Entretanto, na Colômbia, para ninguém é um segredo que a derrota de Zuluaga, candidato do ex-presidente Uribe e seu Centro Democrático, não significa que o paramilitarismo e os setores mais atrasados, de concepção claramente fascista, tenham sido definitivamente afastados. A campanha de Zuluaga teve como eixo a continuidade da guerra e, por isso, se prevê uma constante pressão por parte destes setores para acabar com o processo de diálogo. Não há que esquecer que, por trás de Uribe, há uma máquina produtora de armamentos e se identificam com mediana claridade os interesses geopolíticos de uma boa parte das corporações americanas na região. Daí que as eleições sejam de singular relevância para o continente.
Essa máquina militar mostra constantemente seu desgosto pela tática de Santos de sentar-se a conversar e é justo reconhecer que não está paralisada. Segundos os dados do próprio governo, no ano 2011, primeiro ano de governo de Santos, o investimento militar dos Estados Unidos na Colômbia foi de US$ 345 milhões, que, somados à ajuda não militar, mas também destinada indiretamente à guerra, somou um total de US$ 562 milhões (Fonte: Informe de Anistia Internacional do ano 2012, P. 126).

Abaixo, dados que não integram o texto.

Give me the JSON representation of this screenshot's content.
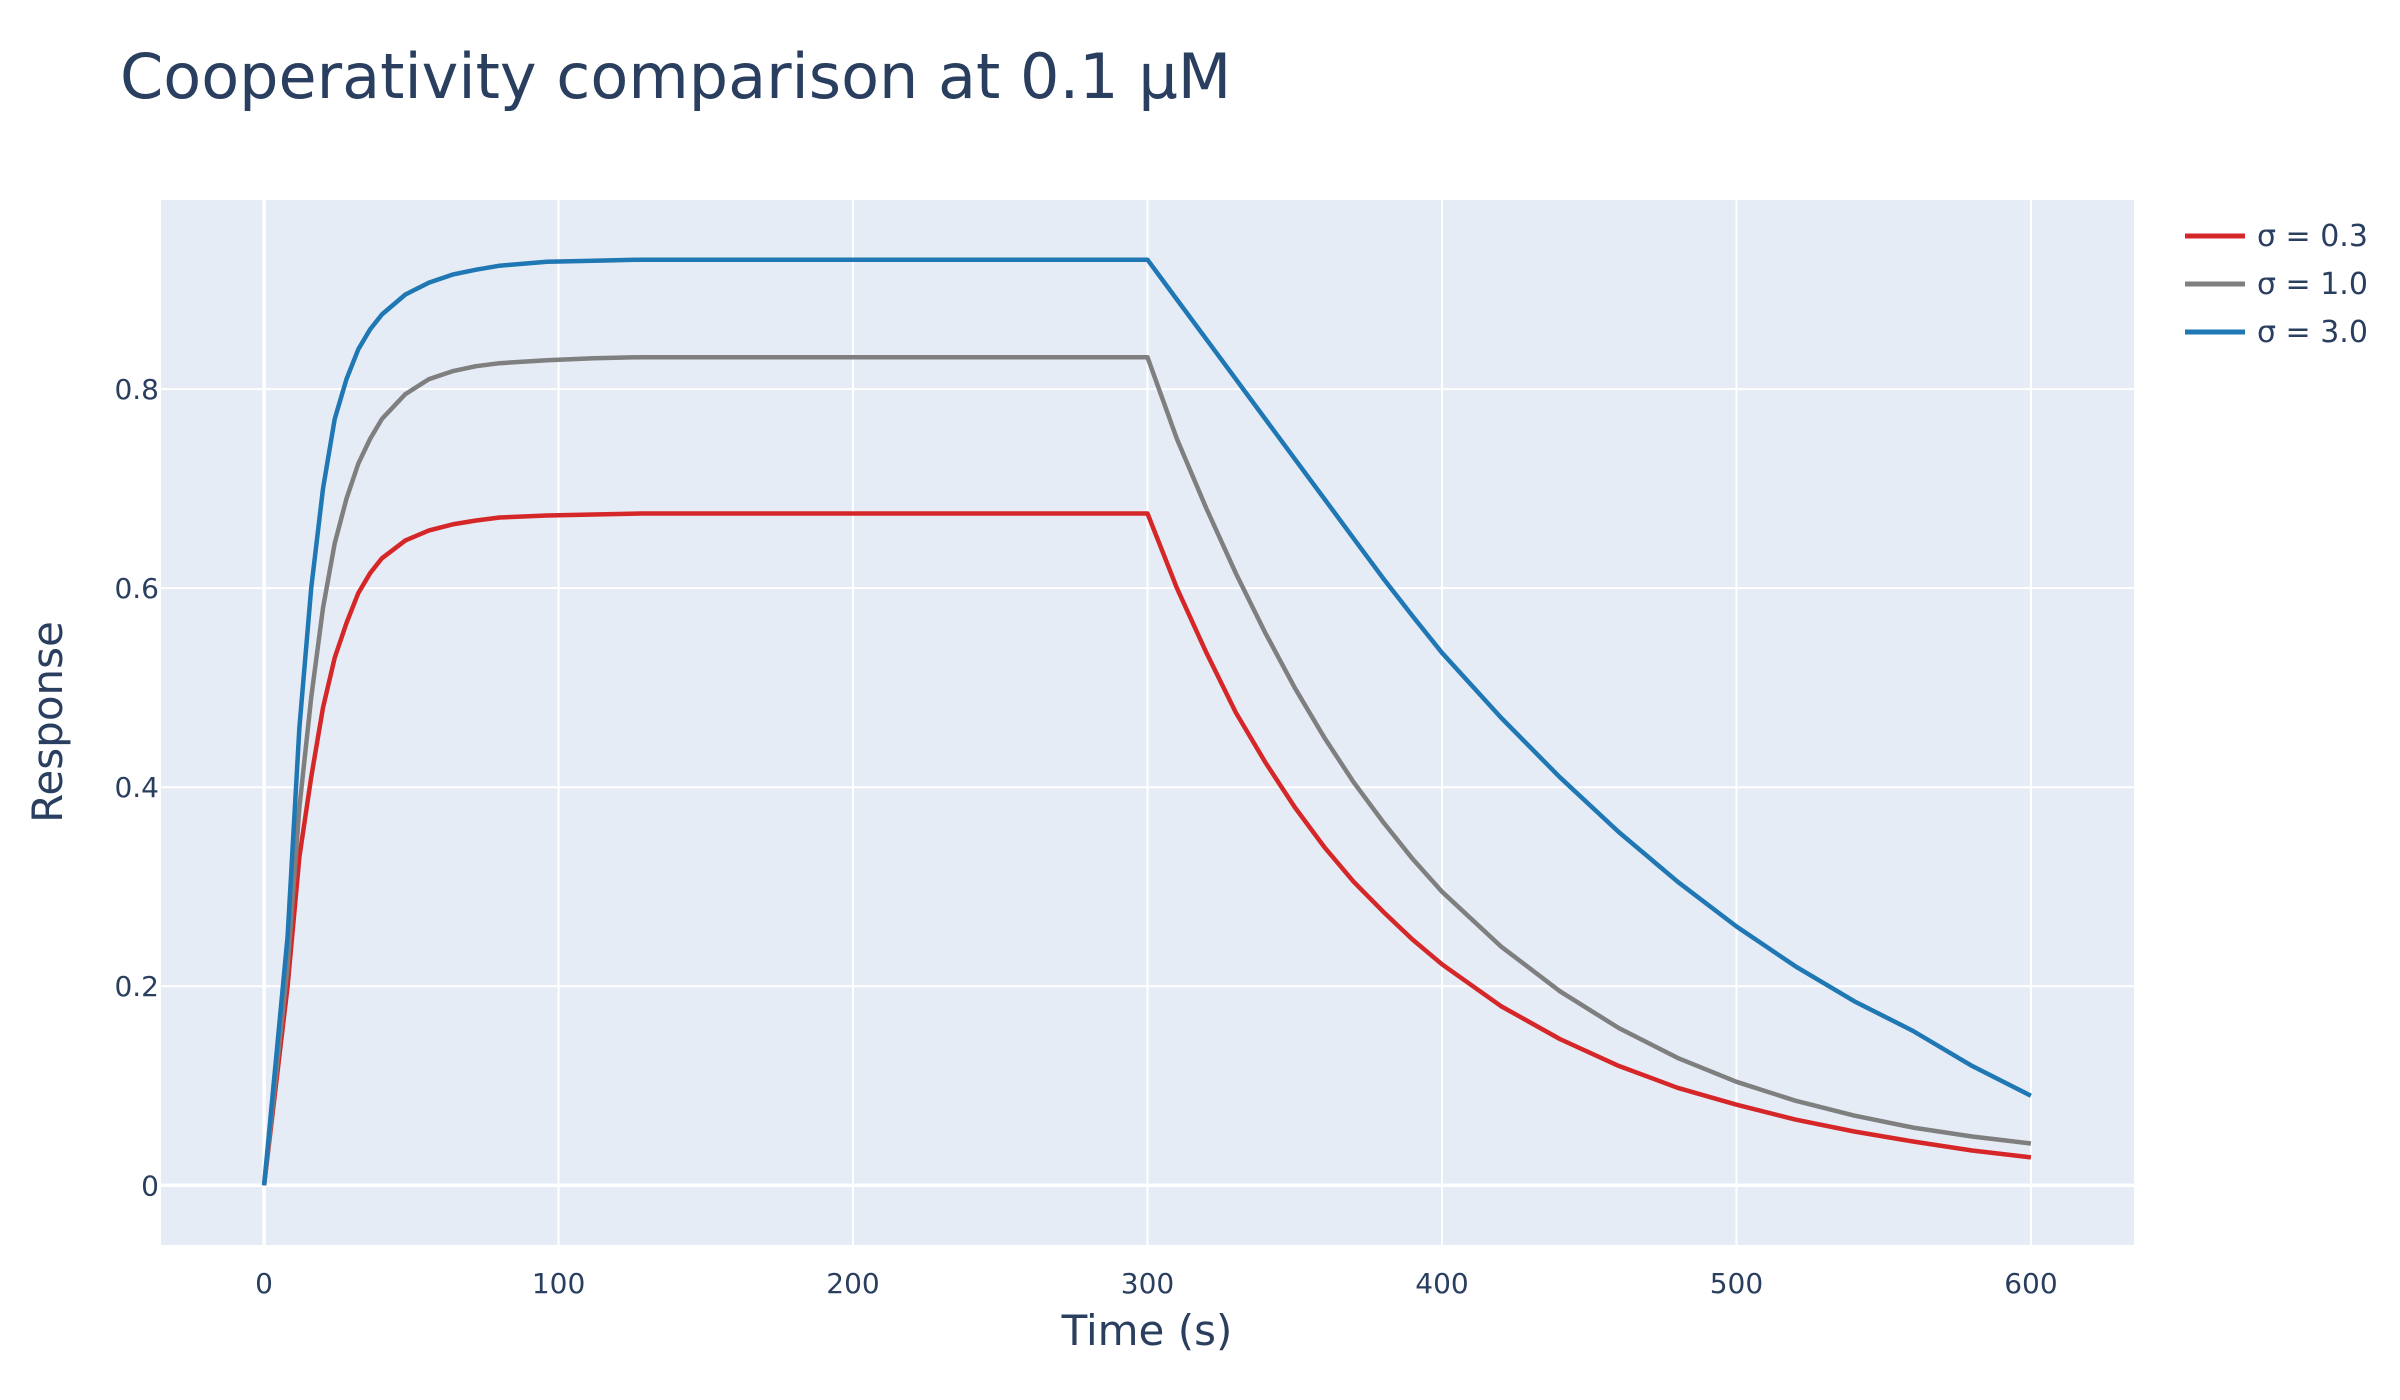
{
  "chart_data": {
    "type": "line",
    "title": "Cooperativity comparison at 0.1 μM",
    "xlabel": "Time (s)",
    "ylabel": "Response",
    "xlim": [
      -35,
      635
    ],
    "ylim": [
      -0.06,
      0.99
    ],
    "x_ticks": [
      0,
      100,
      200,
      300,
      400,
      500,
      600
    ],
    "y_ticks": [
      0,
      0.2,
      0.4,
      0.6,
      0.8
    ],
    "x_tick_labels": [
      "0",
      "100",
      "200",
      "300",
      "400",
      "500",
      "600"
    ],
    "y_tick_labels": [
      "0",
      "0.2",
      "0.4",
      "0.6",
      "0.8"
    ],
    "grid": true,
    "legend_position": "top-right outside",
    "background": "#e5ecf6",
    "series": [
      {
        "name": "σ = 0.3",
        "color": "#d62728",
        "x": [
          0,
          8,
          12,
          16,
          20,
          24,
          28,
          32,
          36,
          40,
          48,
          56,
          64,
          72,
          80,
          96,
          112,
          128,
          150,
          200,
          250,
          300,
          310,
          320,
          330,
          340,
          350,
          360,
          370,
          380,
          390,
          400,
          420,
          440,
          460,
          480,
          500,
          520,
          540,
          560,
          580,
          600
        ],
        "y": [
          0,
          0.2,
          0.33,
          0.41,
          0.48,
          0.53,
          0.565,
          0.595,
          0.615,
          0.63,
          0.648,
          0.658,
          0.664,
          0.668,
          0.671,
          0.673,
          0.674,
          0.675,
          0.675,
          0.675,
          0.675,
          0.675,
          0.6,
          0.535,
          0.475,
          0.425,
          0.38,
          0.34,
          0.305,
          0.275,
          0.247,
          0.222,
          0.18,
          0.147,
          0.12,
          0.098,
          0.081,
          0.066,
          0.054,
          0.044,
          0.035,
          0.028
        ]
      },
      {
        "name": "σ = 1.0",
        "color": "#7f7f7f",
        "x": [
          0,
          8,
          12,
          16,
          20,
          24,
          28,
          32,
          36,
          40,
          48,
          56,
          64,
          72,
          80,
          96,
          112,
          128,
          150,
          200,
          250,
          300,
          310,
          320,
          330,
          340,
          350,
          360,
          370,
          380,
          390,
          400,
          420,
          440,
          460,
          480,
          500,
          520,
          540,
          560,
          580,
          600
        ],
        "y": [
          0,
          0.22,
          0.38,
          0.49,
          0.58,
          0.645,
          0.69,
          0.725,
          0.75,
          0.77,
          0.795,
          0.81,
          0.818,
          0.823,
          0.826,
          0.829,
          0.831,
          0.832,
          0.832,
          0.832,
          0.832,
          0.832,
          0.75,
          0.68,
          0.615,
          0.555,
          0.5,
          0.45,
          0.405,
          0.365,
          0.328,
          0.295,
          0.24,
          0.195,
          0.158,
          0.128,
          0.104,
          0.085,
          0.07,
          0.058,
          0.049,
          0.042
        ]
      },
      {
        "name": "σ = 3.0",
        "color": "#1f77b4",
        "x": [
          0,
          8,
          12,
          16,
          20,
          24,
          28,
          32,
          36,
          40,
          48,
          56,
          64,
          72,
          80,
          96,
          112,
          128,
          150,
          200,
          250,
          300,
          310,
          320,
          330,
          340,
          350,
          360,
          370,
          380,
          390,
          400,
          420,
          440,
          460,
          480,
          500,
          520,
          540,
          560,
          580,
          600
        ],
        "y": [
          0,
          0.25,
          0.46,
          0.6,
          0.7,
          0.77,
          0.81,
          0.84,
          0.86,
          0.875,
          0.895,
          0.907,
          0.915,
          0.92,
          0.924,
          0.928,
          0.929,
          0.93,
          0.93,
          0.93,
          0.93,
          0.93,
          0.89,
          0.85,
          0.81,
          0.77,
          0.73,
          0.69,
          0.65,
          0.61,
          0.572,
          0.535,
          0.47,
          0.41,
          0.355,
          0.305,
          0.26,
          0.22,
          0.185,
          0.155,
          0.12,
          0.09
        ]
      }
    ]
  }
}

O Polo Democrático e a União Patriótica, numa aliança de esquerda bastante positiva, celebram a obtenção no primeiro turno de cerca de 2 milhões de votos. Nem Santos nem Zuluaga obtiveram 4 milhões. Assim, uma imensa quantidade de colombianos votou desde o começo por uma alternativa aos tradicionais discursos de partidos de pobreza programática, perorações repetitivas e sem fórmulas e soluções aos problemas nacionais.
Reiteramos, Santos recebeu um mandato para continuar o processo. Mas não podemos ser ingênuos. O presidente é oriundo de um setor historicamente ligado à concentração do poder. Contudo, na conjuntura, tem a grande chance de promover mudanças. Os votos e a vitória não o tornam automaticamente o presidente da paz, porque na Colômbia a questão é muito mais complexa.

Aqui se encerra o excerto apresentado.